Dr. Tim Rietz met Dick in 1979, when he and his wife, Bonnie, moved to Austin from Hennepin County.
“We interviewed here and Dick and Belita were part of the people showing us the town, and we were so impressed,” Tim said.
Dick had been practicing for three to four years before Tim moved to Austin, and he left for the Adams clinic around that time. Tim recalled being disappointed they wouldn’t practice together, but the two formed a fast friendship.
“He was such a gregarious guy, just a master in everything he seemed to do,” Tim said.
Tim and Bonnie, Dick and Belita, and Fred and wife, Caroline, would go on mystery trips to places like Mexico, Milwaukee, Philadelphia and Kansas. The couples took turns each year deciding where the trio would go, only telling the others what weather to pack for.
“We just had fun times as couples that way,” Tim said.
The three couples lived close to each other, and Tim recalled the Schindlers frequently hosted events for their children and grandchildren: building a big snowman each year, holding a pumpkin carving contest for the grandchildren, playing croquet, biking and canoeing, and more.
Tim said Dick lived each day to its fullest, continually learning and then sharing information.
“We can learn from people like Dick,” Tim said.
Among his many passions, many knew Dick for his love of biking. Poer told a story of her grandfather building his first bike from scraps he found in a junkyard in his hometown — then that bike was later stolen. In 2011, he and four others biked more than 3,500 miles from Oregon to Massachusetts.
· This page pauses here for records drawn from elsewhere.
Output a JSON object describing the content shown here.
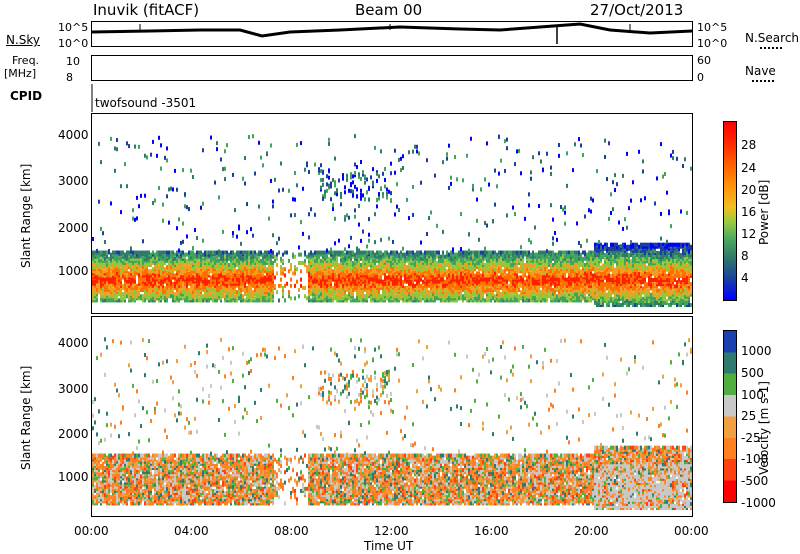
{
  "header": {
    "station": "Inuvik (fitACF)",
    "beam": "Beam 00",
    "date": "27/Oct/2013"
  },
  "strip_panels": {
    "noise_left_label": "N.Sky",
    "noise_right_label": "N.Search",
    "noise_ticks_left": [
      "10^5",
      "10^0"
    ],
    "noise_ticks_right": [
      "10^5",
      "10^0"
    ],
    "freq_label": "Freq.",
    "freq_unit": "[MHz]",
    "freq_ticks": [
      "10",
      "8"
    ],
    "nave_label": "Nave",
    "nave_ticks": [
      "60",
      "0"
    ],
    "cpid_label": "CPID",
    "cpid_value": "twofsound -3501"
  },
  "chart_data": [
    {
      "type": "heatmap",
      "title": "",
      "xlabel": "Time UT",
      "ylabel": "Slant Range [km]",
      "x_ticks": [
        "00:00",
        "04:00",
        "08:00",
        "12:00",
        "16:00",
        "20:00",
        "00:00"
      ],
      "y_ticks": [
        "1000",
        "2000",
        "3000",
        "4000"
      ],
      "ylim": [
        200,
        4500
      ],
      "colorbar": {
        "label": "Power [dB]",
        "ticks": [
          "4",
          "8",
          "12",
          "16",
          "20",
          "24",
          "28"
        ],
        "range": [
          0,
          30
        ]
      },
      "colors": [
        "#0000ff",
        "#1a3fa0",
        "#2f7a6a",
        "#3fa55a",
        "#8fc83a",
        "#f0a020",
        "#ff7000",
        "#ff2000"
      ]
    },
    {
      "type": "heatmap",
      "title": "",
      "xlabel": "Time UT",
      "ylabel": "Slant Range [km]",
      "x_ticks": [
        "00:00",
        "04:00",
        "08:00",
        "12:00",
        "16:00",
        "20:00",
        "00:00"
      ],
      "y_ticks": [
        "1000",
        "2000",
        "3000",
        "4000"
      ],
      "ylim": [
        200,
        4500
      ],
      "colorbar": {
        "label": "Velocity [m s-1]",
        "ticks": [
          "1000",
          "500",
          "100",
          "25",
          "-25",
          "-100",
          "-500",
          "-1000"
        ]
      },
      "colors": [
        "#1a3fb0",
        "#2f7a70",
        "#4fb040",
        "#c8c8c8",
        "#f0a040",
        "#ff8020",
        "#ff4010",
        "#ff0000"
      ]
    }
  ]
}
Julie Thomsen mapped out the trip and followed the five riders in an RV.
“Every day Dick would get up and he was like a little kid in a candy shop,” she said. “He just couldn’t wait to get on that bike.”
Jerry Ulwelling, who rode with Dick on the trip, also recalled Dick’s seemingly endless energy, adding Dick helped make the trip enjoyable.
“We knew each other before that but on the coast to coast we were together for 35 days 24/7, and you get to know people,” Ulwelling said. “Not once in those 35 days did I ever see anything but that high level.”
Since Dick was the doctor on the trip, Thomsen recalled everyone going to him with aches or pains. When Julie’s husband, David, was injured, he went to Dick.
“He stayed with Dave the whole time to make sure he got to the hospital and got the right care,” Thomsen said.
Dick was also a runner for many years before an injury forced him to stop. He also used to roller blade, was a cross-country skier, and even had summer skis, along with many other activities — even knitting.
Yet he didn’t keep these experiences to himself.
“He would lend you a bike or any gear that you needed, he would just really do anything so that everybody could have a great experience,” she said.
Thomsen shared a story of Dick getting about a dozen friends together for a triathlon, and the the group biked, ran and canoed from the Iowa border to the Canadian border.
“He was an amazing man, he made all the rest of us look like slugs,” Thomsen said with a laugh. “That man was just a whirlwind.”
—Trey Mewes and Jason Schoonover contributed to this report.